Essa era a verdadeira razão da limpeza.
Aqueles eram considerados meros bandidos!
Os mechas avançaram, suas lâminas irrompendo uma luz azul de poder aterrador.
“Afastem-se.”—ordenou Xu Mo a Ye Qingdie e Shadow. Aqueles dois mechas eram extremamente perigosos, muito mais avançados do que o seu.
Eles se afastaram, e viram os mechas avançando sobre Xu Mo.
Xu Mo ergueu o mecha, sentindo uma opressão avassaladora.
Contudo, aqueles não eram mechas de fogo pesado, mas sim de combate corpo a corpo—havia uma chance.
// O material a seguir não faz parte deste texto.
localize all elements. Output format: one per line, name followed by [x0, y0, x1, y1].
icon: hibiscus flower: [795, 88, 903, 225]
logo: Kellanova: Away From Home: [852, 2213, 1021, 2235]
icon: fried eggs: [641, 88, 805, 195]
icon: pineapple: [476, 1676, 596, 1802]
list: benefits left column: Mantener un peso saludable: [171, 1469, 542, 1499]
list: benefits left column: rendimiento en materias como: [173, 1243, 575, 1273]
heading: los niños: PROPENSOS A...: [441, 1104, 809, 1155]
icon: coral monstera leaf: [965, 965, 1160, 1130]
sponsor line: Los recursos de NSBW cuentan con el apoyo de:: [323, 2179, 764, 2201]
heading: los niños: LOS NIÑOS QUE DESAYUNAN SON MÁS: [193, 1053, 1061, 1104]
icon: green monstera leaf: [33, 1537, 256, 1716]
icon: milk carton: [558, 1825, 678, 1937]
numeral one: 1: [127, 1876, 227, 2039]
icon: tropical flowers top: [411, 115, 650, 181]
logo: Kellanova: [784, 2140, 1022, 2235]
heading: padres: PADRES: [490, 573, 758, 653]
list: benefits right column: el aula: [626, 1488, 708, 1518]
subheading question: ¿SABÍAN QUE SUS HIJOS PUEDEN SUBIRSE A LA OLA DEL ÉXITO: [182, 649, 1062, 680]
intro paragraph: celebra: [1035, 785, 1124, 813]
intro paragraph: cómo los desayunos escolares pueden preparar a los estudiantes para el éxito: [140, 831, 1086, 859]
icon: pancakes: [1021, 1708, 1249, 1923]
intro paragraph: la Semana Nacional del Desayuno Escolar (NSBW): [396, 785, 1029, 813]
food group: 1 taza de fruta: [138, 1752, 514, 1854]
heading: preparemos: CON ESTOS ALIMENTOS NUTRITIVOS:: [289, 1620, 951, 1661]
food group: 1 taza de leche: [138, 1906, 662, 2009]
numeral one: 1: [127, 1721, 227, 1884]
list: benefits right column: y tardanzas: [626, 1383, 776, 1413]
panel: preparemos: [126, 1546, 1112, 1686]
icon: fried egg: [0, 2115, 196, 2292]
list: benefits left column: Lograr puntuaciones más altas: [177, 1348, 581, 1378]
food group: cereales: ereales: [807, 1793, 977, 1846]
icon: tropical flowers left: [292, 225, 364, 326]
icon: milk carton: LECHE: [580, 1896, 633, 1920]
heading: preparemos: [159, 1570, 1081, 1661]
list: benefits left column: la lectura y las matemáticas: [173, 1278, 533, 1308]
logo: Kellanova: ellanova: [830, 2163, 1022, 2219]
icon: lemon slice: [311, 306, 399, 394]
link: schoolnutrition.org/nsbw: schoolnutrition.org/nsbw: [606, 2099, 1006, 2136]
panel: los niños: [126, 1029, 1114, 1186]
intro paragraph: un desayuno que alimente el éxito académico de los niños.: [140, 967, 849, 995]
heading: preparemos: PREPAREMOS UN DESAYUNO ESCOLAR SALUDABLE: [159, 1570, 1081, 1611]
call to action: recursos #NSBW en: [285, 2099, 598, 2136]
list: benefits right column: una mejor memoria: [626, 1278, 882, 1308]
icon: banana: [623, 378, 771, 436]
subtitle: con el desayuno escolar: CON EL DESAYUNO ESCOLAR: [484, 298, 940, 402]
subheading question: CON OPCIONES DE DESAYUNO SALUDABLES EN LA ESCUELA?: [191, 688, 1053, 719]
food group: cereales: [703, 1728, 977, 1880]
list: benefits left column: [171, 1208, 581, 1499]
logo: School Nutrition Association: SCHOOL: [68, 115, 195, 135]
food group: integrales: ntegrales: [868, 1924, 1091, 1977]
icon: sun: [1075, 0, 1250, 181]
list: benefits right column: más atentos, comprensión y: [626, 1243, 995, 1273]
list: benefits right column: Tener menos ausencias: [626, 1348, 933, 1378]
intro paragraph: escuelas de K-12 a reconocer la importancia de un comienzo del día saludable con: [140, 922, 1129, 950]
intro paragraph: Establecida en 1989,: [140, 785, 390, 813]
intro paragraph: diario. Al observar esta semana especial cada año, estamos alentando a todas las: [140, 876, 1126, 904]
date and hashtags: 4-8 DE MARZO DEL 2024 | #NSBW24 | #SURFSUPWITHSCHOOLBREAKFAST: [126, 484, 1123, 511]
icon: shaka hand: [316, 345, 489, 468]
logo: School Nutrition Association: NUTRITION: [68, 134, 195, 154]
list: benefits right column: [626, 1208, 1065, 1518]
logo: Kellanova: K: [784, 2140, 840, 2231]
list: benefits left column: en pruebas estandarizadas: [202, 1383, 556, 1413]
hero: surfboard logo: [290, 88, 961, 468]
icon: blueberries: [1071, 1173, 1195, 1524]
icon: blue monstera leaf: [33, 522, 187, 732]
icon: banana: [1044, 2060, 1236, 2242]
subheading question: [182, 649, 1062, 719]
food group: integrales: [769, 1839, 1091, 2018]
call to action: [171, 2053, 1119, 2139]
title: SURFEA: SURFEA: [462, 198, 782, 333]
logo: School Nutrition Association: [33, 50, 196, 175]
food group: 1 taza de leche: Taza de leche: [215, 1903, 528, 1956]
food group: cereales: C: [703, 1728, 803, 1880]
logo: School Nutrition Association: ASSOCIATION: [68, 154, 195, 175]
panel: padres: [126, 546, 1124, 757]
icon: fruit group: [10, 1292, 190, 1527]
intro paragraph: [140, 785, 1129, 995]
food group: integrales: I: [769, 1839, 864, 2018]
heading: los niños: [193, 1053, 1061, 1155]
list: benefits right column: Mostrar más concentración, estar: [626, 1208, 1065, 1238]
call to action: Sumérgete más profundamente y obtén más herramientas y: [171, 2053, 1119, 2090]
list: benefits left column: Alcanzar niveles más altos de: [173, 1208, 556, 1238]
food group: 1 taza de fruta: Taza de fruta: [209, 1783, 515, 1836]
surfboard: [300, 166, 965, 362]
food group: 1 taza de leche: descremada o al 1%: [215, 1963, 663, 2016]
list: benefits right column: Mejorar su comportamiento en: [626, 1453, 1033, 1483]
Duas lâminas desceram ao mesmo tempo sobre o mecha de Xu Mo; ele bloqueou com a sua, mas o corpo colossal do mecha foi forçado a recuar.
Um dos mechas ergueu a perna para chutá-lo; Xu Mo esquivou-se, mas os adversários atacaram em conjunto, velocidade assombrosa—bloqueou uma lâmina, mas a outra riscou o peito de seu mecha, cujo casco foi cortado pela energia azul.
Ye Qingdie e seus companheiros, ao verem o perigo, alarmaram-se; nesse momento, várias figuras aproximaram-se—à frente, Qin Zhong, que reconheceu o grupo e surpreendeu-se ao vê-los com armaduras de combate.
“Matem-nos!”—ordenou Qin Zhong, mantendo o fogo sobre a multidão, enquanto ele próprio avançava sobre Ye Qingdie.
Perguntava-se quem pilotava aquele mecha, mas não podia indagar—já não era mais Qin Zhong, tampouco o velho K, mas sim o guarda do presidente do Senado.
Ali perto, o médico avançava; homem de quarenta e poucos anos, usava óculos.
Ao contemplar o chão coberto de cadáveres e a terra encharcada de sangue, não se surpreendeu—no mercado negro, já vira de tudo—mas ainda sentia o desprezo dos poderosos pela vida.
Levantou o olhar; as correntes negras, como tentáculos, avançavam velozmente.
Um dos mechas que lutava contra Xu Mo forçou-o a recuar, e um dos pilotos investiu contra o médico.
As correntes negras, como pítons, varreram o ar; o mecha avançou implacável, a energia azul reluzia, a lâmina cortava, e as correntes eram seccionadas.
Mas outras correntes traspassaram o mecha, a lâmina abria caminho, irrefreável.
A ordem era clara: eliminar todos, sem exceção!